The above is a "fail-open" timeout rather than "fail-closed" -- if you
signal for foo, but your transaction doesn't get mined because too few
miners are signalling foo, and then foo fails to activate and times out,
your transaction can then be mined by the miners that didn't signal. If
this isn't what you want, double-spending should be fine: provide a double
spend at market rates that doesn't require signalling directly to miners
and their choice becomes "mine this thing now and get the fee directly"
versus "hope no one else mines it now, and that I get the chance to mine
the original higher fee transaction after activation, before anyone else
does", so at least the economically-rational choice should be to mine
the lower-fee double spend immediately. So it should be reasonable to
offer a higher fee for signalling, without risking that non-signalling
miners will be able to claim that high fee eventually.

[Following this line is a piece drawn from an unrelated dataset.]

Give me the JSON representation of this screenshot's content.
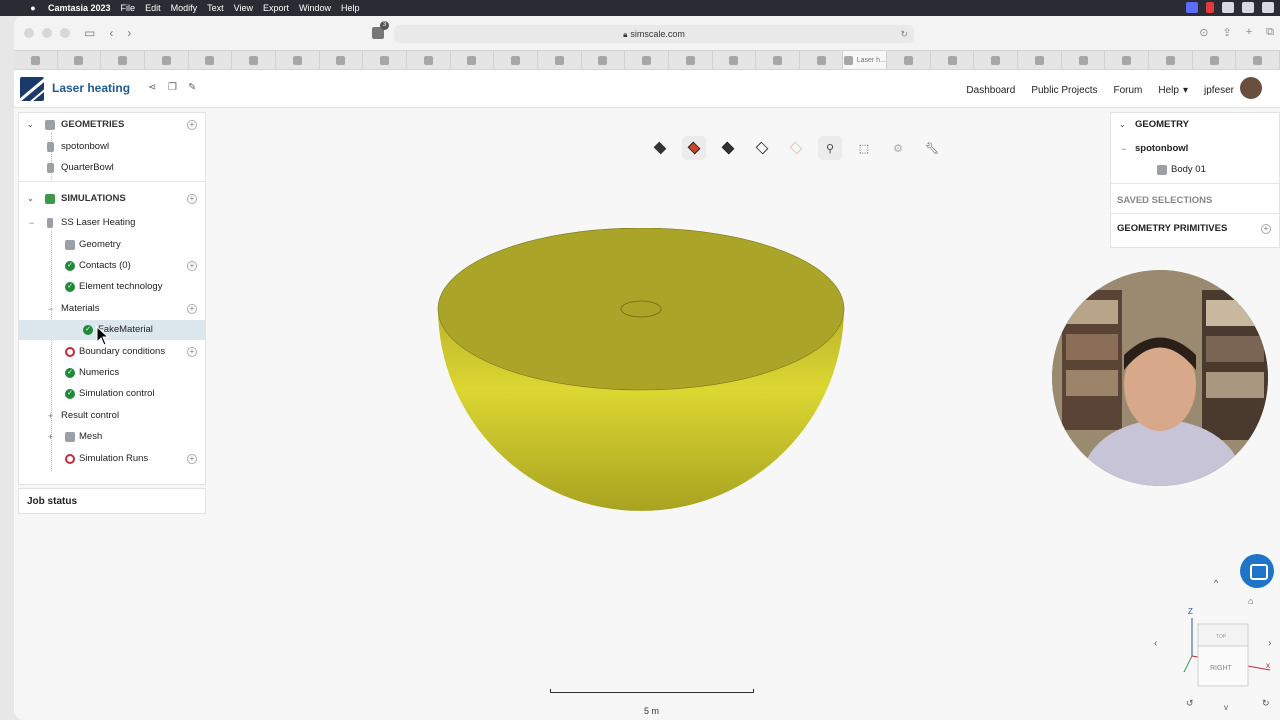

I'm not sure the incentives about tying user-signalling for a soft-fork
to miner signalling for a soft-fork are entirely sound; but if they are
then just using nversion seems a lot more user-friendly than requiring
script changes to me. In particular, it doesn't require any setup or
teardown costs -- you don't have to get an input with a particular
script encoded that you can then spend to signal, and you don't have to
remember variations on output address when you want to spend a transaction
that was signalling; likewise changes to wallets are pretty simple and
don't have "you lost all your money" results if there's a bug. Well,
the above timeout procedure requires getting a recent coin as "setup",
but that's pretty trivial, at least.